Людовик покачал головой.
— Я надеюсь получить от Господа больше хвалы за то необходимое деяние, из-за которого люди меня хулят, чем за то очевидное благо для всех, из-за которого меня теперь любят.
После этих слов короля оба они какое-то время молчали. Потом Людовик взглянул на Жуанвиля снова тем странным взглядом, непостижимым, но одновременно смущенным, словно просил прощения у него за то, что не может объяснить лучше. И поднялся.
— Мне пора возвращаться к моим гостям, Жуанвиль. Проводите меня? А после вместе поедем к вечерне. Мне будет приятно, если вы будете рядом.
И Жуанвиль кивнул, подчиняясь. Он никогда не просил своего короля ни о чем, но в его собственных просьбах совсем был лишен воли ему отказывать. Они вновь возвратились во двор аббатства, и Жуанвиль, стоя в тени, смотрел, как король приглашает следующего нищего в кресло для омовения ног.

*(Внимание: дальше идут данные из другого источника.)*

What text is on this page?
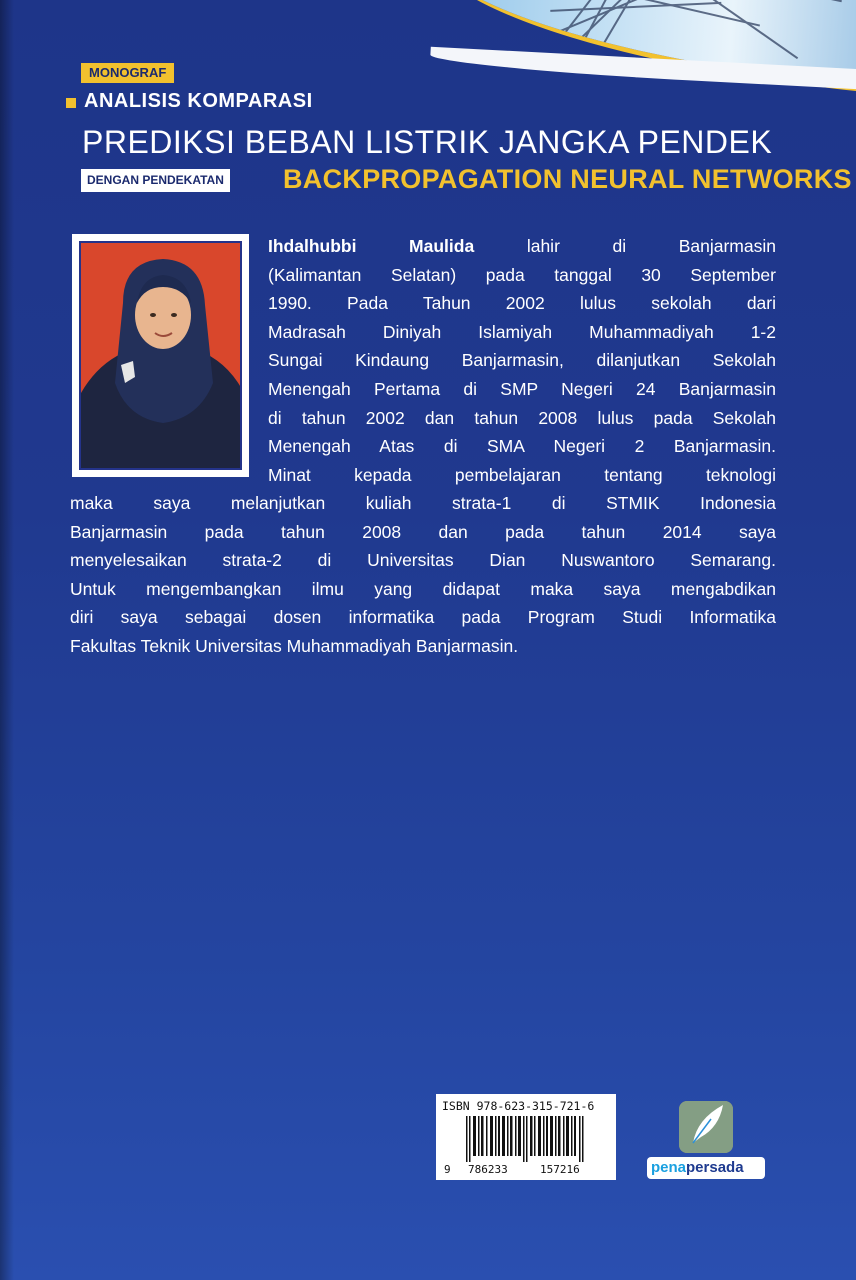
MONOGRAF
ANALISIS KOMPARASI
PREDIKSI BEBAN LISTRIK JANGKA PENDEK
DENGAN PENDEKATAN BACKPROPAGATION NEURAL NETWORKS
Ihdalhubbi Maulida	lahir di Banjarmasin
(Kalimantan Selatan) pada tanggal 30 September
1990. Pada Tahun 2002 lulus sekolah dari
Madrasah Diniyah Islamiyah Muhammadiyah 1-2
Sungai Kindaung Banjarmasin, dilanjutkan Sekolah
Menengah Pertama di SMP Negeri 24 Banjarmasin
di tahun 2002 dan tahun 2008 lulus pada Sekolah
Menengah Atas di SMA Negeri 2 Banjarmasin.
Minat kepada pembelajaran tentang teknologi
maka saya melanjutkan kuliah strata-1 di STMIK Indonesia
Banjarmasin pada tahun 2008 dan pada tahun 2014 saya
menyelesaikan strata-2 di Universitas Dian Nuswantoro Semarang.
Untuk mengembangkan ilmu yang didapat maka saya mengabdikan
diri saya sebagai dosen informatika pada Program Studi Informatika
Fakultas Teknik Universitas Muhammadiyah Banjarmasin.
ISBN 978-623-315-721-6
9 786233	157216	penapersada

Упомянутый указ, за который действительно в народе короля хвалили и благодарили, был не единственной переменой, постигшей Францию за десять лет, что минули со времен неудавшегося крестового похода. Объехав с ревизией — сперва инкогнито, а затем вполне явно, сперва лично, а затем с помощью множества уполномоченных гонцов — большую часть своих владений, Людовик закатал рукава и взялся исправлять то, что натворил своим долгим отсутствием. «Я понял, — сказал он тогда Жуанвилю, — понял, Жан, в чем была моя ошибка. Поражением в войне против неверных Господь пожелал указать мне, что я не смею надеяться принести слово Его на святую землю, покуда не наведу порядок в собственной земле. Я замахнулся чересчур высоко. Я на небо глядел, а мне на землю надо было глядеть внимательней. Так-то, Жан».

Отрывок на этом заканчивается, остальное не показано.